The Question Clarisse Asks Montag

“But everyone I know is either shouting or dancing around like wild or beating up one another. Do you notice how people hurt each other nowadays?”

“You sound so very old.”

“Sometimes I’m ancient. I’m afraid of children my own age. They kill each other. Did it always use to be that way? My uncle says no. Six of my friends have been shot in the last year alone. Ten of them died in car wrecks. I’m afraid of them and they don’t like me because I’m afraid. My uncle says his grandfather remembers when children didn’t kill each other. But that was a long time ago when they had things different.”

Ray Bradbury
from Fahrenheit 451
imagining the future in 1953

In Oscar Wilde’s book, “The Picture of Dorian Gray,”
Dorian, the immortal beauty, murders Basil,
the painter who created the portrait that changes
instead of Dorian, that ages, becomes corrupt.

But what drives Dorian’s hatred in the murder scene?

Is Dorian furious at his external soul,
the painting that is punished for his own transgressions,
and does he kill Basil for the part that Basil played
in his immortality, his endless awareness
of what he is and his terror that others might see?

Or when Basil begs Dorian to repent, to pray,
to undo the connection to the magic picture,
does Dorian panic thinking Basil might succeed?

Many years later, I mean later than Oscar Wilde,
Andrew Wyeth created a series of paintings
that would become famous known as the Helga paintings.

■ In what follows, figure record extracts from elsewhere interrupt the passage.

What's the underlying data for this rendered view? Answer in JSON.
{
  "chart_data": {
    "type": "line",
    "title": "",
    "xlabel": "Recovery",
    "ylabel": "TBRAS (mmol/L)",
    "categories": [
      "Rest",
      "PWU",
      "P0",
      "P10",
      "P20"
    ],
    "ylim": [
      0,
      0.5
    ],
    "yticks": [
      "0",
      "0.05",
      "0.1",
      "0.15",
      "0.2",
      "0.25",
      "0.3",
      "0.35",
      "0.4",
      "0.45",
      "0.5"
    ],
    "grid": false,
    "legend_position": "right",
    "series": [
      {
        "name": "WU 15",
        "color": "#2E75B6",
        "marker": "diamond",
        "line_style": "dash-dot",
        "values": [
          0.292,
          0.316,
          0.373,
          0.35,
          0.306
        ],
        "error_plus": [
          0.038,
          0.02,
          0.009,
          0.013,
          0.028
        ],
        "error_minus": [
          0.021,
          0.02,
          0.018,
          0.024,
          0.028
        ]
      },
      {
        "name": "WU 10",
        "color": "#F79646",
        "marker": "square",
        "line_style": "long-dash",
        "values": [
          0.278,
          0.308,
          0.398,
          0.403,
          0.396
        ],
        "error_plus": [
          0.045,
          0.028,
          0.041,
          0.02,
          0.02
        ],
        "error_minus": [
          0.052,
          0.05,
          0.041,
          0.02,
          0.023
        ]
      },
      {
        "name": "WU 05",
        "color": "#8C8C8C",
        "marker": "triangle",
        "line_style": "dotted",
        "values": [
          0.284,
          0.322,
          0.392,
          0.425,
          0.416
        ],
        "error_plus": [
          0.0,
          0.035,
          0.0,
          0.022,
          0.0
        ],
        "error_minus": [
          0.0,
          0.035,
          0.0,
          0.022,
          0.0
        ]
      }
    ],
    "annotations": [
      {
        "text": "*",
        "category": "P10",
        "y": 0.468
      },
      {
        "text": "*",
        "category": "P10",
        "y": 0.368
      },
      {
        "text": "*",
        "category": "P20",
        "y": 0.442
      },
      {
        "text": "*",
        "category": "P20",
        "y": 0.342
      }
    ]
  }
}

So far as I know, nobody killed anybody
as a consequence, as a sequel, to those paintings.

Wilde wrote in England. Wyeth painted in New England.

Now it is many years later, I mean later than
the Helga paintings, and I wonder if New England
has aged, or is endless and aware like old England?

I’ve known beautiful women. I’ve wanted to paint them.

In something like awareness of something like panic,
my temptation is to keep my desires to myself.